Предисловие говорит действительно нечто подобное, но не совсем то, а именно следующее: „Очень метко кто-нибудь скажет в насмешку мне, что я занят делами внешними более, чем необходимыми. поскольку надлежало мне, как по истине отказавшемуся от прежней деятельности, удалившемуся от смятений, переселившемуся от Mиpa, самовольно бросившему жизнь и осудившему самого себя на вечную ссылку (так Устроившему о нас и за нас, поскольку узы мои Он растерзал, лишив меня близких моих, с каким намерением – Он знает, – хотя и к горести для меня, однако же на пользу), – надлежало мне не принимать участия ни в чем ином, кроме того, что устрояет душу, очищает от скверны, причиненных ей злобою (прежних) деяний, и что умилостивляет Бога в том, в чем я прогневал Его, преступив заповеди Его и оправдания, и искать таким образом прощения грехов. Я же нерадиво расположенный к необходимому делу (ἔργον) по косности к добру, – простер ревность о деле постороннем (παρέργον). Но – да скажу нечто и в свое оправдание – я не по собственному побуждению предпринял этот труд. Друзья мои побуждали меня к сему, видя, что я имею досуг и говоря, что досуг должен быть употребляем на дело общеполезное и мне самому имеющее доставить от Бога воздаяние»2. Каждое слово здесь говорит кажется о том, что пишущий – «не новый монах, а уже вполне освоившийся со своим положением старец, для которого самое первое дело – духовное созерцание и молитва, а интерес мирской жизнью, с которою у него уже порвана связь, – должен быть чужд ему.

Но если это так, то представляется весьма маловероятным дальнейшее заверение книги г.
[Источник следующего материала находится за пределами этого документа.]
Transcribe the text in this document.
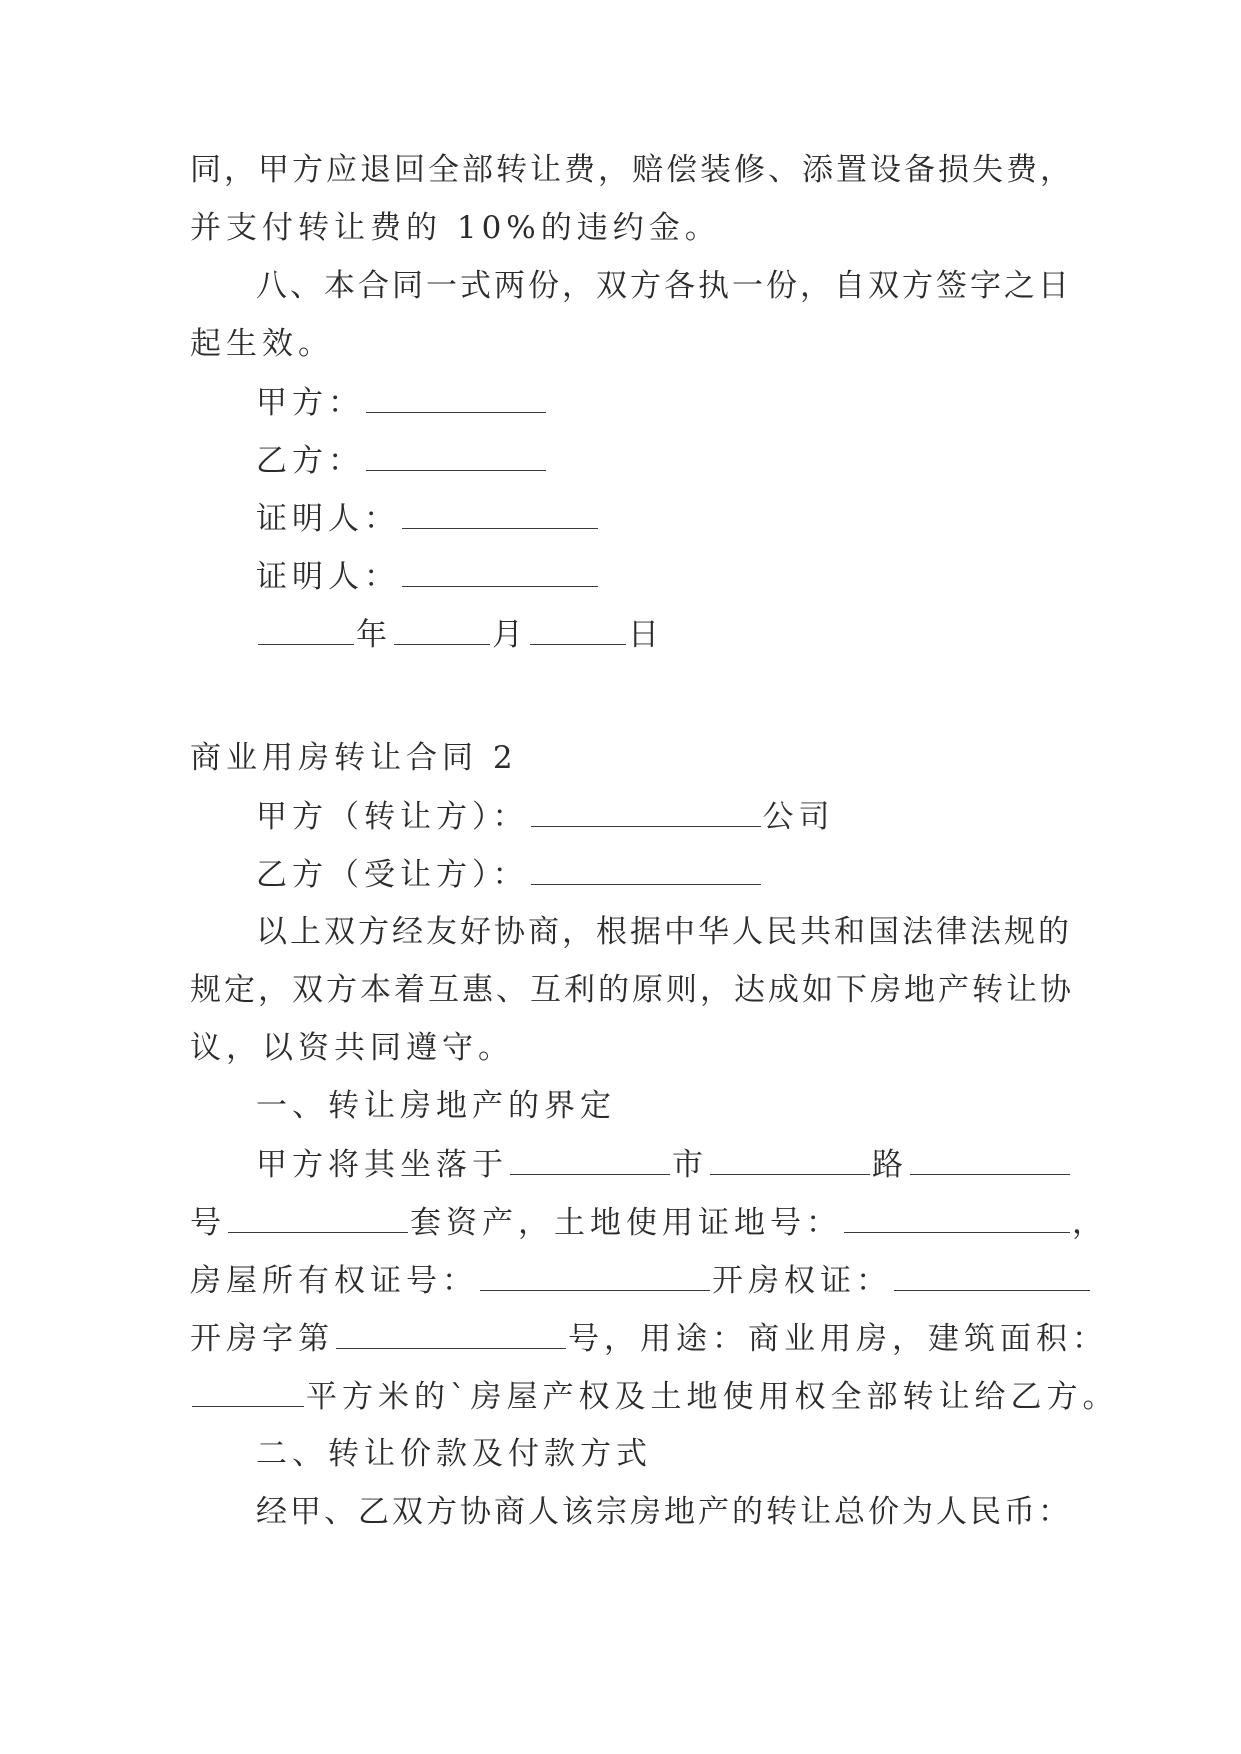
同，甲方应退回全部转让费，赔偿装修、添置设备损失费，
并支付转让费的 10%的违约金。
八、本合同一式两份，双方各执一份，自双方签字之日
起生效。
甲方：
乙方：
证明人：
证明人：
年	月	日
商业用房转让合同 2
甲方（转让方）：	公司
乙方（受让方）：
以上双方经友好协商，根据中华人民共和国法律法规的
规定，双方本着互惠、互利的原则，达成如下房地产转让协
议，以资共同遵守。
一、转让房地产的界定
甲方将其坐落于	市	路
号	套资产，土地使用证地号：	，
房屋所有权证号：	开房权证：
开房字第	号，用途：商业用房，建筑面积：
平方米的`房屋产权及土地使用权全部转让给乙方。
二、转让价款及付款方式
经甲、乙双方协商人该宗房地产的转让总价为人民币：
Красножена (аргумент 3-й): „Зонара несомненно жил и писал даже при Мануиле Коданине (1143–1180), так как в толкованиях на Синтагму церковных правил и в других сочинениях его встречаются указания на такие обстоятельства, который могут быть отнесены к определенным годам правления этого императора»3. Если Зонара и в начале царствования Иоанна Комнина высматривал опытным старцем-монахом (в своей хронике), то заверение, что он жил и писал даже при Мануиле Комнине делает необходимым приписать ему весьма исключительное долголетие.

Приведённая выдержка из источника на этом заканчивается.